Ok, well, people who eat junk food, smoke, and drink excessively are a drain on our health system right? You agree there? You say reward healthy people by giving them discounts, but the problem with that kind of logic is that you will take out money from a system that needs money. You are actually punishing the poor because they have less ability to live healthy - by your own admission! They are "Addicted" to junk food. Your own logic says that rewarding healthy people will actually more quickly bankrupt the system. If you tax something, it cuts consumption of it. Higher price = less consumption. When the price of cigarettes went up in NYC from $3/pak to over $8 a pack, a lot of people, including myself, said it was unfair and terrible. Guess what, smoking rates in NYC plummetted and the average life expectancy has increased 18 months in NYC making it once of the best places to live if you want to live a long life. Increadible right??? Oh, and taxes don't go to corporations. Taxing sodas and sin foods would of course be protested BY THE CORPORATIONS. In reality, it is them that this kind of thing won't evey happen. But if you wanted to make the health system solvent, cover every American, and improve the life expectancy of the average American (in other words, make us actually claim to have a standard of living on par with Europe) - that's exactly what you would do.
So you believe Americans are so much more obese now than in the past because their willpower just ain't what it used to be? Seriously?
Once again Refman, I am not suggesting a sin tax. Lets cut the "who lives a healthier lifestyle" and simply suggest that a very healthy person shouldn't have to subsidize the unhealthly. Life insurance is already setup this way, so don't bother with any discriminatory "its genetics" examples. If you are a high risk, you pay more. If you are low risk, you pay less. That is the very basis of insurance, but of course, health care is really not about insurance. I also agree that the government has no business having my medical records. That is one of the primary reasons why I am against a public option.

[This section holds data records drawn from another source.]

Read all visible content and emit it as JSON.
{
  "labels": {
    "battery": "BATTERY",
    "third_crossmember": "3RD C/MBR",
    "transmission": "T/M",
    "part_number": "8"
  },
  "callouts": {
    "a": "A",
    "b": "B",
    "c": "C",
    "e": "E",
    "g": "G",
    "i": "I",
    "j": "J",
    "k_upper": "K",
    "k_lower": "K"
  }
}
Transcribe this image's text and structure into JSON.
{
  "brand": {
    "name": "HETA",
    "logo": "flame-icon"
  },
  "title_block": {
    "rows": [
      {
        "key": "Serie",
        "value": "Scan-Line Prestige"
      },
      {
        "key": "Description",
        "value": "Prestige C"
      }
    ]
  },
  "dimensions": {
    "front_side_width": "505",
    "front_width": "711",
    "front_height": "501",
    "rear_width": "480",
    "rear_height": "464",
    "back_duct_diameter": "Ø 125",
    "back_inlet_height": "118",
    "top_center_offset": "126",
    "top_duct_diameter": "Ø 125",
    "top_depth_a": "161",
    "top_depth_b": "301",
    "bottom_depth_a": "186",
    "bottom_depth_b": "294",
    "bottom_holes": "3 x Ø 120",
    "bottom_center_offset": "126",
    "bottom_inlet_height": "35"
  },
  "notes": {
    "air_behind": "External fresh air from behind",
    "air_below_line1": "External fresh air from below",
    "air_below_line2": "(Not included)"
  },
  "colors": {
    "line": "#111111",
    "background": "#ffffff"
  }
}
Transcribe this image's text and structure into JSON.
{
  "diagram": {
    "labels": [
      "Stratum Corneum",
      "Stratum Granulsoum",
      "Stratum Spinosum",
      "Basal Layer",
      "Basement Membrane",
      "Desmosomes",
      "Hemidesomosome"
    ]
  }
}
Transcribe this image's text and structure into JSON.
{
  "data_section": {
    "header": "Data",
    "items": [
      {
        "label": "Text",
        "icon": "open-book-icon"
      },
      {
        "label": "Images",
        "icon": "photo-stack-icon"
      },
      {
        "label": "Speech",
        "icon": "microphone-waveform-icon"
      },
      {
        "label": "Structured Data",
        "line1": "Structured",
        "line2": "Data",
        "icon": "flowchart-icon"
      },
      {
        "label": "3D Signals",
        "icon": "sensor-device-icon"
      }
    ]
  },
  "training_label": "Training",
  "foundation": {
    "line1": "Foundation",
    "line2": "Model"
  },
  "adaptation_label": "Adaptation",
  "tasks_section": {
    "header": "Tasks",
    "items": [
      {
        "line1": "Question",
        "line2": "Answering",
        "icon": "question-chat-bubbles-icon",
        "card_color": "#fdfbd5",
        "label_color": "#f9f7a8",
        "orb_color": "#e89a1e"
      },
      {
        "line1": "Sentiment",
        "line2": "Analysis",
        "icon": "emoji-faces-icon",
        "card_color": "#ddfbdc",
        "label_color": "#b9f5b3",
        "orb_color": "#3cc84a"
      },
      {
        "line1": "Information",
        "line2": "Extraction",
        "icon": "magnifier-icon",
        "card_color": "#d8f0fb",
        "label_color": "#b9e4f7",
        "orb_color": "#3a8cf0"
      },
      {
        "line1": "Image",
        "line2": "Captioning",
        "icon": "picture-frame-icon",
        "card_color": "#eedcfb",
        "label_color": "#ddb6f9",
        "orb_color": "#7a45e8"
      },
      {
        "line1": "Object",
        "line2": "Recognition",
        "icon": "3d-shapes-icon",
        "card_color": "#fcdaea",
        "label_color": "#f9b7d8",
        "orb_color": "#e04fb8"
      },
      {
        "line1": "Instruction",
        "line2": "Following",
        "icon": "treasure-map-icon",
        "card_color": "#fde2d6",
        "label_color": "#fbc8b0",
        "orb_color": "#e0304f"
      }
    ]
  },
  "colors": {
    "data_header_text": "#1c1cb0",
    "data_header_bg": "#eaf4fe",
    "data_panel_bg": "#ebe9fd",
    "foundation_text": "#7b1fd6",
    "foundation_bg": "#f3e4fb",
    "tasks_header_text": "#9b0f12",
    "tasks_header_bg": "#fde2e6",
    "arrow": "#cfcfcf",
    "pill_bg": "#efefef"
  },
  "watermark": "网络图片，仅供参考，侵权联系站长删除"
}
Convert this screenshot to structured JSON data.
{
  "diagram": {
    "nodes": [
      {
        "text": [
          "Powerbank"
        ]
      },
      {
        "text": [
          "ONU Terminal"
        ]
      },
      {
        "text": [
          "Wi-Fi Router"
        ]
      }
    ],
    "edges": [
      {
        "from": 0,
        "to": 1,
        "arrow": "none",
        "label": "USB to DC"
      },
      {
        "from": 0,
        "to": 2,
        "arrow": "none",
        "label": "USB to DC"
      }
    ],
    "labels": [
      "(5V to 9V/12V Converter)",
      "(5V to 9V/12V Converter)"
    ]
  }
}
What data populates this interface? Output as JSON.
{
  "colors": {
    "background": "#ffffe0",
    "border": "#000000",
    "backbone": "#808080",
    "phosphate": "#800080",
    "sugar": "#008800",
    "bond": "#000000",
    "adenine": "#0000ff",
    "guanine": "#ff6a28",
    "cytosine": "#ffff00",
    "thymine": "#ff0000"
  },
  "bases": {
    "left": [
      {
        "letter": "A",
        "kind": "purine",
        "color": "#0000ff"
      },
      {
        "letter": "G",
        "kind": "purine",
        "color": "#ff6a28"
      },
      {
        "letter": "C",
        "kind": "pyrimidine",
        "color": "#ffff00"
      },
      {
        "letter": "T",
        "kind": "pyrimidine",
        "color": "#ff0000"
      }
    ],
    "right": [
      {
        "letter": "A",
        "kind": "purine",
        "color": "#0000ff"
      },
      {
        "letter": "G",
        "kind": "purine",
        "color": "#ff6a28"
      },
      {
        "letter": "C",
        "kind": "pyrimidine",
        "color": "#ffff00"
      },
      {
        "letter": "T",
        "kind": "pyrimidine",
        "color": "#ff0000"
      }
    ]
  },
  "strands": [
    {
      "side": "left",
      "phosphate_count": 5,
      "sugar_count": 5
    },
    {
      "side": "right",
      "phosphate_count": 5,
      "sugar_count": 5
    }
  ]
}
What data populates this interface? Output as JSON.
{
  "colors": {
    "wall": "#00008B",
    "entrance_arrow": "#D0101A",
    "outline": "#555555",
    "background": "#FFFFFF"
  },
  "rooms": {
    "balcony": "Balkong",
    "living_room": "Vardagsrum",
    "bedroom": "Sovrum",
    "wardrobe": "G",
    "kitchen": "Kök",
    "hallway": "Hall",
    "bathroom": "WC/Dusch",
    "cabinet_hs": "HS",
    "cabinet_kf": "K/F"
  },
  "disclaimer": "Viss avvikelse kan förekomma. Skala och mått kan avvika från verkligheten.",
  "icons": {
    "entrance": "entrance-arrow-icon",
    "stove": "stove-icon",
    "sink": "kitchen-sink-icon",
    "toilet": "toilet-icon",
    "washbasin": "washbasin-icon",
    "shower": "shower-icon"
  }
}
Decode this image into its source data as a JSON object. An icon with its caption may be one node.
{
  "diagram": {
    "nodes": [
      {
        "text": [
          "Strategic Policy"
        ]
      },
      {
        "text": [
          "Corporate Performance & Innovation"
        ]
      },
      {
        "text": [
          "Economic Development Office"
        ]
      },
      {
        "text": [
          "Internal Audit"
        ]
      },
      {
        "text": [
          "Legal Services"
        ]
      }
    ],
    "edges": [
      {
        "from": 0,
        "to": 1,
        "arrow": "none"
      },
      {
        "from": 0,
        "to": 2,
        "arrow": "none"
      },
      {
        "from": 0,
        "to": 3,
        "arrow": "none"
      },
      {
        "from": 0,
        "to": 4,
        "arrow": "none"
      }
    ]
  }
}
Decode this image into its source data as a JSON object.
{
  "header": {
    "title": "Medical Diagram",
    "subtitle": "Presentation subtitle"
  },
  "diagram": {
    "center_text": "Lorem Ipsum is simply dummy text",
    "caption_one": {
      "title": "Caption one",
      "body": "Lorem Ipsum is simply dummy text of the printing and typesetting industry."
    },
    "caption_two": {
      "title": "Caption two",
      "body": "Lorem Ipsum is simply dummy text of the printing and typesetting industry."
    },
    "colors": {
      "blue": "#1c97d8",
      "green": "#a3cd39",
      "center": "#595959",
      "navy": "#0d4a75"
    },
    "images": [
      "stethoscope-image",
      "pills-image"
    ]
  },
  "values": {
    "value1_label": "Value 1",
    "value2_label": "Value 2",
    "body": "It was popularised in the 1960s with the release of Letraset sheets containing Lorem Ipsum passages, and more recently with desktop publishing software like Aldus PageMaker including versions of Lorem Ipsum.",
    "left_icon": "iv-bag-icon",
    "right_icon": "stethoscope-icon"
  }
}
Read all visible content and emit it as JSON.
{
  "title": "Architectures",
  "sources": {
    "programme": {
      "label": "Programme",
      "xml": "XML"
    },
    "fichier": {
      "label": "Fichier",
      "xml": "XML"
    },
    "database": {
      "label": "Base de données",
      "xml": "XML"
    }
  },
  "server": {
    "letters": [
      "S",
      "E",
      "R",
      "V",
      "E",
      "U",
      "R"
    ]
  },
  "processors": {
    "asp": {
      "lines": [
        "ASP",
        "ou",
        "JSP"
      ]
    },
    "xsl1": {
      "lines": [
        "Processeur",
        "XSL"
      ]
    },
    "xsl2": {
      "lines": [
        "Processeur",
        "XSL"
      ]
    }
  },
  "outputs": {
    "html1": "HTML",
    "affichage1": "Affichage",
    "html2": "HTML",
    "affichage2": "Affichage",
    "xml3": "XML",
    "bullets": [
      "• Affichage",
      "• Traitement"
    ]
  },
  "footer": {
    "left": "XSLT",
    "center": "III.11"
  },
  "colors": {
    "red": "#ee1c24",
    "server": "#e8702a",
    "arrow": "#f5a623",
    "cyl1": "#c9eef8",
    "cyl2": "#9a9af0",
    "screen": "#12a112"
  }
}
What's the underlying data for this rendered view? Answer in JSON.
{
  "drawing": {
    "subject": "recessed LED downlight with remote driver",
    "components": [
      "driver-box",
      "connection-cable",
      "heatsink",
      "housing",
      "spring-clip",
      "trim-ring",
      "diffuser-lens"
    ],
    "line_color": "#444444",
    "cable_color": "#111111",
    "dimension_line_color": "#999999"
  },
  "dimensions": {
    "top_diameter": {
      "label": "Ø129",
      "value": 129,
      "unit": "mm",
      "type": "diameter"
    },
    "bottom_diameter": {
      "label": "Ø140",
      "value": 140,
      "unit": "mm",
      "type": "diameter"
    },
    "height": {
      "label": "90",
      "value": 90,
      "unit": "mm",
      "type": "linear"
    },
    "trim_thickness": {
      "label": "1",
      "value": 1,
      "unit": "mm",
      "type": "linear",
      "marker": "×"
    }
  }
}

So obviously we should do genetic testing to chrage higher price for people with genetic disorders. Maybe we should exclude them from insurance totally. How about force them to not have any kids, that should be better for the future right?
It looks like the EPA did a great job of protecting the water supply - not. And it would be great if we could have some communities with less government and some communities with more government. Then we could pick and choose which communities to live in. Unfortunately we all have to live in a federal nanny state.